I remember sitting in a class at my college on day. The class, that day, was held in the college chapel, where portraits of previous presidents of the college hung, monumentally, around the walls. My professor told the story of one portrait in particular we were examining. He said the depicted president asked the artist to not “make me look defeated,” since this president had lost loved ones shortly before the portrait was underway. It’s fitting that the final section of Hazelton’s book leaves us with “Part III: Self-Portraits.” Still examining binaries of relationships, the opening poem “Self-Portrait as Unsent Lines, Unsent Letter” lives between the tangible and the digital. On the one hand, ‘I am enclosing a photograph’—a real thing you can hold; on the other hand, ‘I am attaching an image’—worthwhile, but not physical. And, continuing the tone of cold, clinical relationships, in “Self-Portrait as The Good Wife,” we come to the realization that ‘Every partner begins as an associate.’ How dreadful. In fact, most of these relationships are just that—dreadful. No wonder why Hazelton, after all this time, seeks other worlds, such as in “Self-Portrait as Postscript,” wherein the speaker claims ‘if the sky is the same in your world / as in mine, then it is as it was … / and the once again and the never more.’ The only refuge for the maliciousness that lies beneath these relationships is, indeed, in other worlds. We may only find realness in a place that is not here. Again, it is no wonder why the final section of the series of vignettes that is Gloss contains sets of self-portraits. This is because self-portraits allow Hazelton to put herself in her own imagined situations, her own imagined worlds. Self-portraits let us inhabit various conceptions of ourselves; we can be whoever we want to be.

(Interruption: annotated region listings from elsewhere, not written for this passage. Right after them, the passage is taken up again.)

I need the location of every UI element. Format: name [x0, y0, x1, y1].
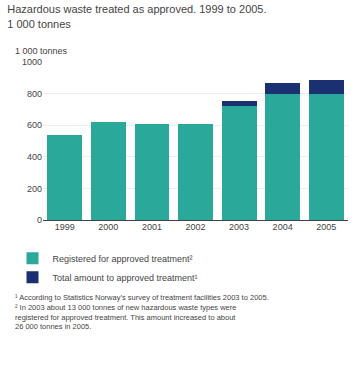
- svg-text:2004: 2004: [273, 222, 293, 232]
- svg-text:Hazardous waste treated as app: Hazardous waste treated as approved. 199…: [7, 3, 266, 29]
- svg-text:2000: 2000: [98, 222, 118, 232]
- svg-text:1 000 tonnes: 1 000 tonnes: [15, 46, 68, 56]
- svg-text:2003: 2003: [229, 222, 249, 232]
- svg-text:Total amount to approved treat: Total amount to approved treatment¹: [53, 273, 198, 283]
- svg-text:2005: 2005: [316, 222, 336, 232]
- svg-text:400: 400: [27, 152, 42, 162]
- svg-text:1000: 1000: [22, 57, 42, 67]
- svg-text:¹ According to Statistics Norw: ¹ According to Statistics Norway’s surve…: [15, 293, 269, 331]
- svg-text:2002: 2002: [185, 222, 205, 232]
- svg-text:200: 200: [27, 184, 42, 194]
- svg-text:0: 0: [37, 215, 42, 225]
- svg-text:800: 800: [27, 89, 42, 99]
- svg-text:600: 600: [27, 120, 42, 130]
- svg-text:Registered for approved treatm: Registered for approved treatment²: [53, 254, 193, 264]
- svg-text:1999: 1999: [55, 222, 75, 232]
- svg-text:2001: 2001: [142, 222, 162, 232]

The experience of reading Gloss was jarring. Jarring in the sense that the book did decisive work to not only poke fun at but, what is more, to call our attention to the things which pass out of our line of sight in relationships. We may believe everything is fine; that since we are in a relationship this supposedly means we are in love. But Hazelton does an adept job at disrupting that passive belief. I admired how, in the end, we are left with desire, ‘a desire uncurbed … / in the mirror, seeing clearly.’ Seeing clearly. Finally, the didactic experience of reading Gloss has left us with not only a clearer picture of the world, but clearer eyes to see from now on.
Gloss, by Rebecca Hazelton. Madison, Wisconsin: University of Wisconsin Press, February 2019. 88 pages. $14.95, paper.
Jonah Davis is an English major at Amherst College, whose favorite poet is Frank O’Hara.